Belum lagi, seorang nenek biasanya juga lebih menyayangi cucu dibanding anaknya sendiri. Akibatnya, ia terlalu memanjakan sang cucu. "Wajar, soalnya mereka sudah lama tidak punya bayi. Bagi mereka, cucu seolah mainan kesayangan yang harus dijaga betul," ujar Sukiat. Mendengar cucu menangis saja, sang nenek langsung menyalahkan ayah dan ibunya. Di lain pihak, menantu merasa wewenangnya "dilangkahi" mertua. Alhasil, timbul cekcok.
Perbedaan cara mendidik anak antara mertua dan menantu juga merupakan salah satu faktor pemicu "pertempuran". Orangtua ingin mendidik anak lebih bebas, sementara sang nenek berpendapat sebaliknya.

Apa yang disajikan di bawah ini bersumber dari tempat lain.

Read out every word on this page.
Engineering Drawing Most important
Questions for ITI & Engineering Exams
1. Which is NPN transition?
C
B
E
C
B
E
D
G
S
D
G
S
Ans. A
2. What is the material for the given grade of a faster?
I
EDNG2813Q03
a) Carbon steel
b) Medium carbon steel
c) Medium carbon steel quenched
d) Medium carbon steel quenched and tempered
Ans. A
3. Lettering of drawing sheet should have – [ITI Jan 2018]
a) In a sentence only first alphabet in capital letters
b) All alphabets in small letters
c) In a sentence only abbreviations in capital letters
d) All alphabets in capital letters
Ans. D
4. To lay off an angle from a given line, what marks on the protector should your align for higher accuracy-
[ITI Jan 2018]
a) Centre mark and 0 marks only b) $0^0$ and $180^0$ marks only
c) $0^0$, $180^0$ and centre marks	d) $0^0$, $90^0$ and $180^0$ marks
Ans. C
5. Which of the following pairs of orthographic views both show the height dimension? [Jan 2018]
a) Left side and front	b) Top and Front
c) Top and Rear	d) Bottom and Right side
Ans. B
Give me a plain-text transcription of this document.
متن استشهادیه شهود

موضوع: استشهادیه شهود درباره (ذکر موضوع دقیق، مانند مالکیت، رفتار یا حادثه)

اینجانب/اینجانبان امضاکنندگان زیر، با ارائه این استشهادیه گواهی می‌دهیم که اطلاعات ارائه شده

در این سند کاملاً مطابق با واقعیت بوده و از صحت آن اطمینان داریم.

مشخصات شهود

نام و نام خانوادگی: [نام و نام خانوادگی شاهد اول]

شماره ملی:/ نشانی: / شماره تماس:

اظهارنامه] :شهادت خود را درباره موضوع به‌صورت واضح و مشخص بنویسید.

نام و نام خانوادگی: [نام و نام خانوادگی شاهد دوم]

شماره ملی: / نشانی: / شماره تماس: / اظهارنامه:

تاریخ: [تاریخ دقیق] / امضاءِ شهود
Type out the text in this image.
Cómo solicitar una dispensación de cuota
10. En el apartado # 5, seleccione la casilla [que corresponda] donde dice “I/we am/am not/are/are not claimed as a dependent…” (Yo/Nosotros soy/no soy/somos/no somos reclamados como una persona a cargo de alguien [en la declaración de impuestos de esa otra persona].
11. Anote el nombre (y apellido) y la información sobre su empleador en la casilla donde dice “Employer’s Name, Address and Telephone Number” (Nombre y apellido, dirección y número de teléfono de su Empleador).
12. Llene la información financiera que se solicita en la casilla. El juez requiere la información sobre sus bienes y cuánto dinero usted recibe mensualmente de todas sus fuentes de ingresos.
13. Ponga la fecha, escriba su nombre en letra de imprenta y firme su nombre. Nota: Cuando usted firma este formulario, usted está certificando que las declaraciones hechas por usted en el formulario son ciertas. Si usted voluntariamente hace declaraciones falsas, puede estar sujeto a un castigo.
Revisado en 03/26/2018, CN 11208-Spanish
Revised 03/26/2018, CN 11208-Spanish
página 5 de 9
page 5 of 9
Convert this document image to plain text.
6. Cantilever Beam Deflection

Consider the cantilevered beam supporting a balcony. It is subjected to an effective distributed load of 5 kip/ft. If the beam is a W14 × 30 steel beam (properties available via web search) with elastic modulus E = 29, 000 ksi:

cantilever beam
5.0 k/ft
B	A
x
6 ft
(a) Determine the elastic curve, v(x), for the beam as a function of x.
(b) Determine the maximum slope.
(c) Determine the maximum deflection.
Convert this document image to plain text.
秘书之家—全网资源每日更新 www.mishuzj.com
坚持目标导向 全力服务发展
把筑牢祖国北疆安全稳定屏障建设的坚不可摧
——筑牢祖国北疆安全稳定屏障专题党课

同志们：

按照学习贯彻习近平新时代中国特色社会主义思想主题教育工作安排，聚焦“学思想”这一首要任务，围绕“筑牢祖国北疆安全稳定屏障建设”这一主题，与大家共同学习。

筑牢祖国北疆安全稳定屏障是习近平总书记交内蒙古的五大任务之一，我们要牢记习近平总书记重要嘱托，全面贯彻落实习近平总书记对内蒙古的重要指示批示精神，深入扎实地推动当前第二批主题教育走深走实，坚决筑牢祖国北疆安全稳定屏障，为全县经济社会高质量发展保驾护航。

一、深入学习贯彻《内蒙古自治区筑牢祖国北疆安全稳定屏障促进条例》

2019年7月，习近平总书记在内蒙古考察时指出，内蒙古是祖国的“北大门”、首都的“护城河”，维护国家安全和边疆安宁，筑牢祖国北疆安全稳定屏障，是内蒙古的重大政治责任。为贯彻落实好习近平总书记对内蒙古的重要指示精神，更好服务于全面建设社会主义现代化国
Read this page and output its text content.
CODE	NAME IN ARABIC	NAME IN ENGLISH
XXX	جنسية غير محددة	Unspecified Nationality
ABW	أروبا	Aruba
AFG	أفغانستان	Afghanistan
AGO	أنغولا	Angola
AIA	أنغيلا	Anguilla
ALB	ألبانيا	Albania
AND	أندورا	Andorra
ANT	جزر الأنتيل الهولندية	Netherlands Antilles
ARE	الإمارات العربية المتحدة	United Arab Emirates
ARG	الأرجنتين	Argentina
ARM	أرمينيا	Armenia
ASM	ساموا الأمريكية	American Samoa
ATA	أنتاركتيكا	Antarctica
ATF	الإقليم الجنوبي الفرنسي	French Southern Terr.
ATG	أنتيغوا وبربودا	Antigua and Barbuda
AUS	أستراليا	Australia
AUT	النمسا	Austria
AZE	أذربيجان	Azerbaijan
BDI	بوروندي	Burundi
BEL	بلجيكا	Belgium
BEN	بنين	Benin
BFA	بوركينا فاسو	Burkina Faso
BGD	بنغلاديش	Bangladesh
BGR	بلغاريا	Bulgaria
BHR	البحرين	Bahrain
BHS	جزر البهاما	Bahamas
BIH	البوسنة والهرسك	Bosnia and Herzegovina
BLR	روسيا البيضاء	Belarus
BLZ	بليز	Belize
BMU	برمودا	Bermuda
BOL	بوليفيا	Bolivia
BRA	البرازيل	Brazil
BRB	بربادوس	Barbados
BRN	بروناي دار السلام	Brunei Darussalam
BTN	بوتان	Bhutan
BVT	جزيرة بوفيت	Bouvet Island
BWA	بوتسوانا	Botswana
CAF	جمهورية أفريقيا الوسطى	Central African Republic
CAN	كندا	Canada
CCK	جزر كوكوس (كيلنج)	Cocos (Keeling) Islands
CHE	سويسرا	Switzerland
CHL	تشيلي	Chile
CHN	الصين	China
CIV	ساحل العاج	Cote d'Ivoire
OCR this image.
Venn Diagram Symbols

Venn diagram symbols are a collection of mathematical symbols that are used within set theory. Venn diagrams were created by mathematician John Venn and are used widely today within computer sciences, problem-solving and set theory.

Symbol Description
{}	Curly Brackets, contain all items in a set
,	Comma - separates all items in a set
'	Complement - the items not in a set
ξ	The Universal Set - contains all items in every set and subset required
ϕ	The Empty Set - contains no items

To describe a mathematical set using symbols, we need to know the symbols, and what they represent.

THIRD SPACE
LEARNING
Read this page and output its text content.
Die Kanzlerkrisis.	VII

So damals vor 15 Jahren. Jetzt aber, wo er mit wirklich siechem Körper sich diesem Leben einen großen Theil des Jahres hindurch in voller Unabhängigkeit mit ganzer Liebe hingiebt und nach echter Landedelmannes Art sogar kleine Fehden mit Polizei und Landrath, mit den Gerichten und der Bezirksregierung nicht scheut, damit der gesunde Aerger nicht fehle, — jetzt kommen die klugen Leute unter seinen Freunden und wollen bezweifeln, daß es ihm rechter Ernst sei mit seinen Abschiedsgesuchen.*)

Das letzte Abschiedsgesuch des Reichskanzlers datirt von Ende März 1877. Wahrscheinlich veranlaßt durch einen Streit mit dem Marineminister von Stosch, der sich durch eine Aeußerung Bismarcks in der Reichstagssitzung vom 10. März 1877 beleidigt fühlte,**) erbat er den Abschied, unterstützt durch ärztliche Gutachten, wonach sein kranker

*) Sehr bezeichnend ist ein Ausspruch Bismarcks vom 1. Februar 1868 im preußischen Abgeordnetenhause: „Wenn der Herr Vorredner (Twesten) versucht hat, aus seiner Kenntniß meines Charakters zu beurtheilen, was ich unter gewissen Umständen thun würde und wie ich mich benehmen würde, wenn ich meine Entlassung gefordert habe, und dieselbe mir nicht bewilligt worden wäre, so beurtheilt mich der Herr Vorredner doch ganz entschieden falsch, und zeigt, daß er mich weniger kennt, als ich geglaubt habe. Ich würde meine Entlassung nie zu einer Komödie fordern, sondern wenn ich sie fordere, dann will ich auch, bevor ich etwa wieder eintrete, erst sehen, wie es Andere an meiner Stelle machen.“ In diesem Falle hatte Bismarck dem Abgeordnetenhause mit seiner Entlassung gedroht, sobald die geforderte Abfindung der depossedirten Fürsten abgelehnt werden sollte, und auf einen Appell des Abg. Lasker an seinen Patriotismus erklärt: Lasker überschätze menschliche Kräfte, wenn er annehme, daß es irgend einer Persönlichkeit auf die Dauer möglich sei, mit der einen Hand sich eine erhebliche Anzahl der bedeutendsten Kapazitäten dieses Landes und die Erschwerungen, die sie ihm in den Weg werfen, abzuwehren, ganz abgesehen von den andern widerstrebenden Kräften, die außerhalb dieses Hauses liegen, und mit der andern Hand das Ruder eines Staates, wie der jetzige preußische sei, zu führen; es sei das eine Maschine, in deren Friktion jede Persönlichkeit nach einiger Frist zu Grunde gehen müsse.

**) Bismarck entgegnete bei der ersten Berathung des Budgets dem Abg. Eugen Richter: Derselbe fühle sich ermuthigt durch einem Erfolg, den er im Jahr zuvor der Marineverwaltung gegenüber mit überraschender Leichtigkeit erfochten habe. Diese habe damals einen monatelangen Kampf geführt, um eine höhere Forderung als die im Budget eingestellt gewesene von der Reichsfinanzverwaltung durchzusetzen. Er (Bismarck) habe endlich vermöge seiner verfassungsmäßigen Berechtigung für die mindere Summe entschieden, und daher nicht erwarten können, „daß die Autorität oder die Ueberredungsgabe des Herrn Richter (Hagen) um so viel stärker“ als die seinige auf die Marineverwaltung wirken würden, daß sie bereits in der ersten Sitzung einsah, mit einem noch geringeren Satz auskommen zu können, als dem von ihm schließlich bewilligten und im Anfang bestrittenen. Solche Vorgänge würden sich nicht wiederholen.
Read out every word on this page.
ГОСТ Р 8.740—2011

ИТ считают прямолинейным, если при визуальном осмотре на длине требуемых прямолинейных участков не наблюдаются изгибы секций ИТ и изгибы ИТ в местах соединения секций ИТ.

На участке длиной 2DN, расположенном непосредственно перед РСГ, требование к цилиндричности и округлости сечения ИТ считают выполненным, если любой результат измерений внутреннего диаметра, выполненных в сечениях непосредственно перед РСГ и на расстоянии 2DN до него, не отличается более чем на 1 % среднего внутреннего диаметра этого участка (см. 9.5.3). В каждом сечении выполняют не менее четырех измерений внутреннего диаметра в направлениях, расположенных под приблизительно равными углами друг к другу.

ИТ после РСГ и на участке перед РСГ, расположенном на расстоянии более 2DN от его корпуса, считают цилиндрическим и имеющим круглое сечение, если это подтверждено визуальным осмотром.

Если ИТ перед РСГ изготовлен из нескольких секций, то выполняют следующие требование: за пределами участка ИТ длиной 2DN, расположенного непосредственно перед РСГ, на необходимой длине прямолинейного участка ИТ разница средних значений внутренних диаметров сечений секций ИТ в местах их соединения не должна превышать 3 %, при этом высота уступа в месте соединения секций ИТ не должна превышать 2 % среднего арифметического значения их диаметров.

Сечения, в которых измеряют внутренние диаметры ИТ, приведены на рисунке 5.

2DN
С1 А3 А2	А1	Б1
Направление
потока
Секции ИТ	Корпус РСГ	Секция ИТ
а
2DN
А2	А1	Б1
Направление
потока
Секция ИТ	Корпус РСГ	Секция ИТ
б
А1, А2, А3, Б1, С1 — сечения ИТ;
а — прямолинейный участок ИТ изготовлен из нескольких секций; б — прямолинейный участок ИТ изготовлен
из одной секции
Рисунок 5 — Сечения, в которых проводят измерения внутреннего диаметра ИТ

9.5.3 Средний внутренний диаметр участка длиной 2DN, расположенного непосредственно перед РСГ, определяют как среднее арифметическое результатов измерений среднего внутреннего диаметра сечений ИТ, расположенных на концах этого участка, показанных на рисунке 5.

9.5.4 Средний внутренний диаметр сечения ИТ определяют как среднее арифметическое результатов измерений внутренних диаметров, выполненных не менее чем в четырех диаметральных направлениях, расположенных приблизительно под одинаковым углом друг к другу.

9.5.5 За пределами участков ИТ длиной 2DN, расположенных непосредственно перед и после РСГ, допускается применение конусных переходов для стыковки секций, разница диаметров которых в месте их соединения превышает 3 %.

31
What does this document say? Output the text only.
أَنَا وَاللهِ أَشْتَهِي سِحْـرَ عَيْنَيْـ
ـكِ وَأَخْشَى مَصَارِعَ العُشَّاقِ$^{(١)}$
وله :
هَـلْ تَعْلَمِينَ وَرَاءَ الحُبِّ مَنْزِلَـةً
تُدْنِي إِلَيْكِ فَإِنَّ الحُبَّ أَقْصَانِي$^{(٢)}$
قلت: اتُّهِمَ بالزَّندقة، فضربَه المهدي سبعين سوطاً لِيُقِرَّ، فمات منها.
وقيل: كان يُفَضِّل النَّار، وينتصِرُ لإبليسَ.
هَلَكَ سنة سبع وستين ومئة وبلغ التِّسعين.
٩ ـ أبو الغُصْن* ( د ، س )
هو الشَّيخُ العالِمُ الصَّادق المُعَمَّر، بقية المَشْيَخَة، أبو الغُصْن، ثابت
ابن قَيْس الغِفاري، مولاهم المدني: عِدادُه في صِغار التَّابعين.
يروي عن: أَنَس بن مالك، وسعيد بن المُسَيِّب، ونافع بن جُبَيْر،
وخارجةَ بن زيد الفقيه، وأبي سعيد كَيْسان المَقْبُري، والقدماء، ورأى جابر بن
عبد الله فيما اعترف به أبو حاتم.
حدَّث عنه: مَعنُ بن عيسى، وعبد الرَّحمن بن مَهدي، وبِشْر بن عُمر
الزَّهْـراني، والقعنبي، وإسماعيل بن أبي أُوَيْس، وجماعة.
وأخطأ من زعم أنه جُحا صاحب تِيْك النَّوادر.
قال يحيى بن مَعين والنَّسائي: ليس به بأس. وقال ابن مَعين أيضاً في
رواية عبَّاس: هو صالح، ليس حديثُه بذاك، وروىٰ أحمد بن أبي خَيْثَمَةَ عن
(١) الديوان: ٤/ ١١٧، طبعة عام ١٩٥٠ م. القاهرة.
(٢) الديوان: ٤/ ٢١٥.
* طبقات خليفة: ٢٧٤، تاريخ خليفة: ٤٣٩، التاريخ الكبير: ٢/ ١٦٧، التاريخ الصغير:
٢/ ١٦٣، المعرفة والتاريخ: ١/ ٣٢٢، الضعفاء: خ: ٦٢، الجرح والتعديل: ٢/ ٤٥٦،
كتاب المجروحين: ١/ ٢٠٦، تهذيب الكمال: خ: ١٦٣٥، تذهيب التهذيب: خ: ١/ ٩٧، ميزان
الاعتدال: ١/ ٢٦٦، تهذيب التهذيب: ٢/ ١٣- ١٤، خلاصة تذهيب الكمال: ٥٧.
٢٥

Timbullah perbedaan pandangan yang bermuara pada konflik.
Masalah keuangan juga merupakan masalah sensitif yang sering memicu konflik antara menantu dan mertua. Suami memberi uang pada mertua tanpa sepengetahuan istri, misalnya, bisa membuat istri tersinggung. Meski suami tak berniat buruk, tapi tak jarang istri jadi berubah sikap pada mertua dan suami.
Yang tak kalah penting adalah masalah komunikasi. Termasuk di dalamnya persoalan budaya, cara hidup, cara pandang, usia, atau bahasa. Tak jarang, cara bicara menantu atau mertua bisa menjadi pemicu konflik. Misalnya, cara bicara menantu yang bagi mertua terasa keras, sehingga timbul anggapan bahwa menantu tak sopan. Sementara si menantu merasa sudah berusaha bersikap sopan. Yang terjadi adalah, budaya asal menantu memang membiasakannya berbicara dengan nada keras, sementara mertua sebaliknya. Akibatnya, mertua menangkap lain.